Humans to oversee it? Ways to present the results usefully?

> But we should set it high
> enough that we do not have to raise it for a good while.

This is an important enough point that I'll elaborate on it. It's not
just a matter of trying to avoid needing this discussion again in 6
months when 8MB/s servers are common. Rather, we're trying to pick a
number to give all the clients right now, so that in 6 months today's
clients won't be back to harming the load balancing again. So we should
try to pick a number that will still not be reached at the end of the
expected lifetime of today's Tor release.

(There's also a minor partitioning attack here, in the form of a
statistical leak based on whether you're weighting your node choices like
the people with the new number or like the people with the old number; but
I don't think that's a big deal compared to the other big deals we have.)

> Also, I think the exit weighting formula is wrong. If that portion of
> my patch is not to be applied, I would like some sort of justification
> as to why what is currently there is better than what I proposed (or
> is even correct), but that is the least of my concerns, since exit
> bandwidth is usually scarce.

I've asked Nick to look at it and compare it to the equation he produced
earlier. His initial response was similar -- that he wanted some kind
of justification for why this new one was better.

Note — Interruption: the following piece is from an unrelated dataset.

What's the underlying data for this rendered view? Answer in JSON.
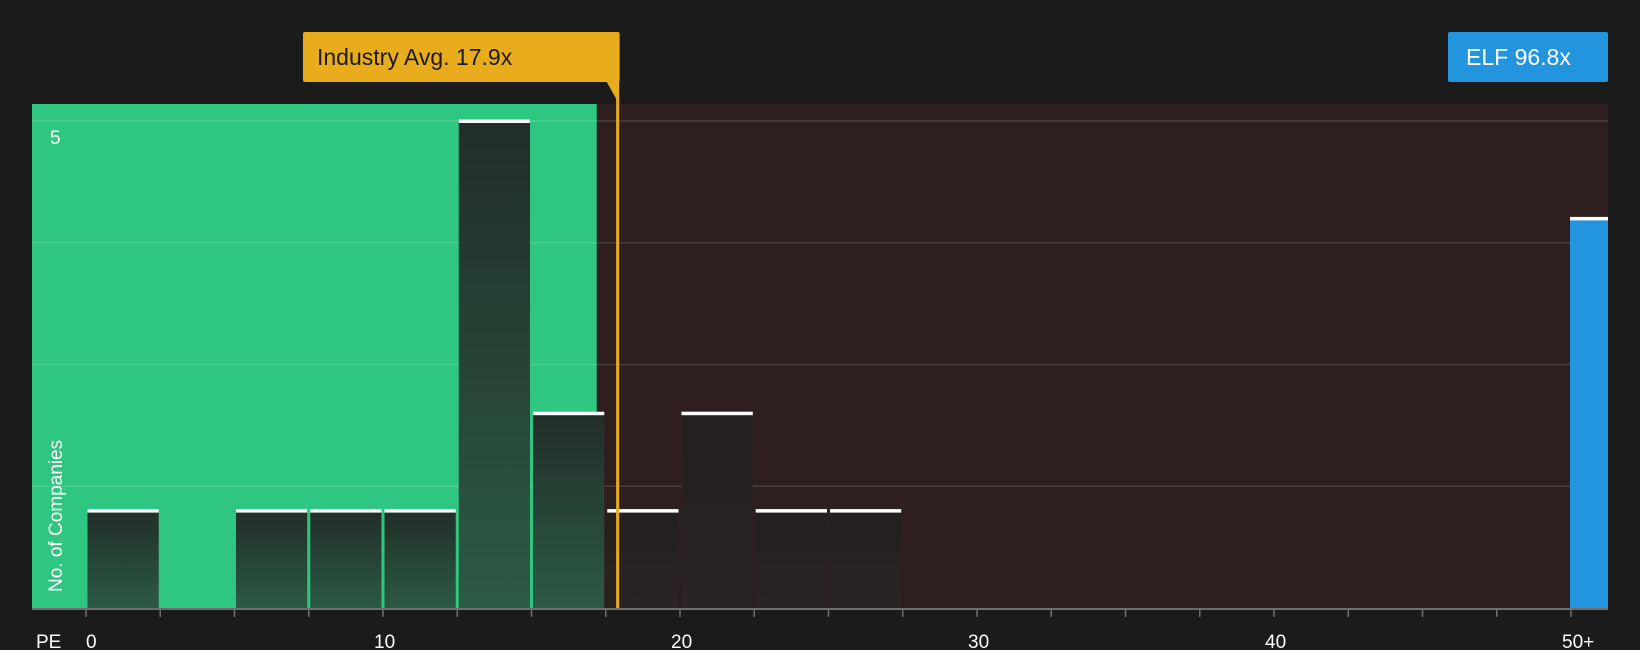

My plan is to sit down sometime and look at both equations and try
to figure out how they compare, but it's low on my priority list, so
hopefully before then one or the other of you will get beyond the "well,
I wrote one, and that other one is confusing to me, so why not use mine"
stage. :)

> > Also, should we raise the default rate limit from 3MB/6MB too? It's
> > been a while since we raised it, and I imagine it's clipping a few
> > servers. (Does somebody want to count how many?)
> Oh, yeah. Definitely should change this.
> How does this manifest itself? The first element in the bandwidth line
> of the descriptor is 3MB and the second is 6MB? or is it even possible
> to tell? the 3rd number is cut at the lower of the observed vs limit..
> Should I just check to see who has exactly 3MB as their reported
> capacity? Will that work? Is it exactly 3MB, or is it 3000000
> bytes?

Look for BandwidthRate (first number) of 3145728 and BandwidthBurst
(second number) of 6291456. Then look for a third number that exceeds
3145728. On briefly looking through moria2's cached-routers list, I found
threeish such servers. So I don't think this is a big deal yet either way.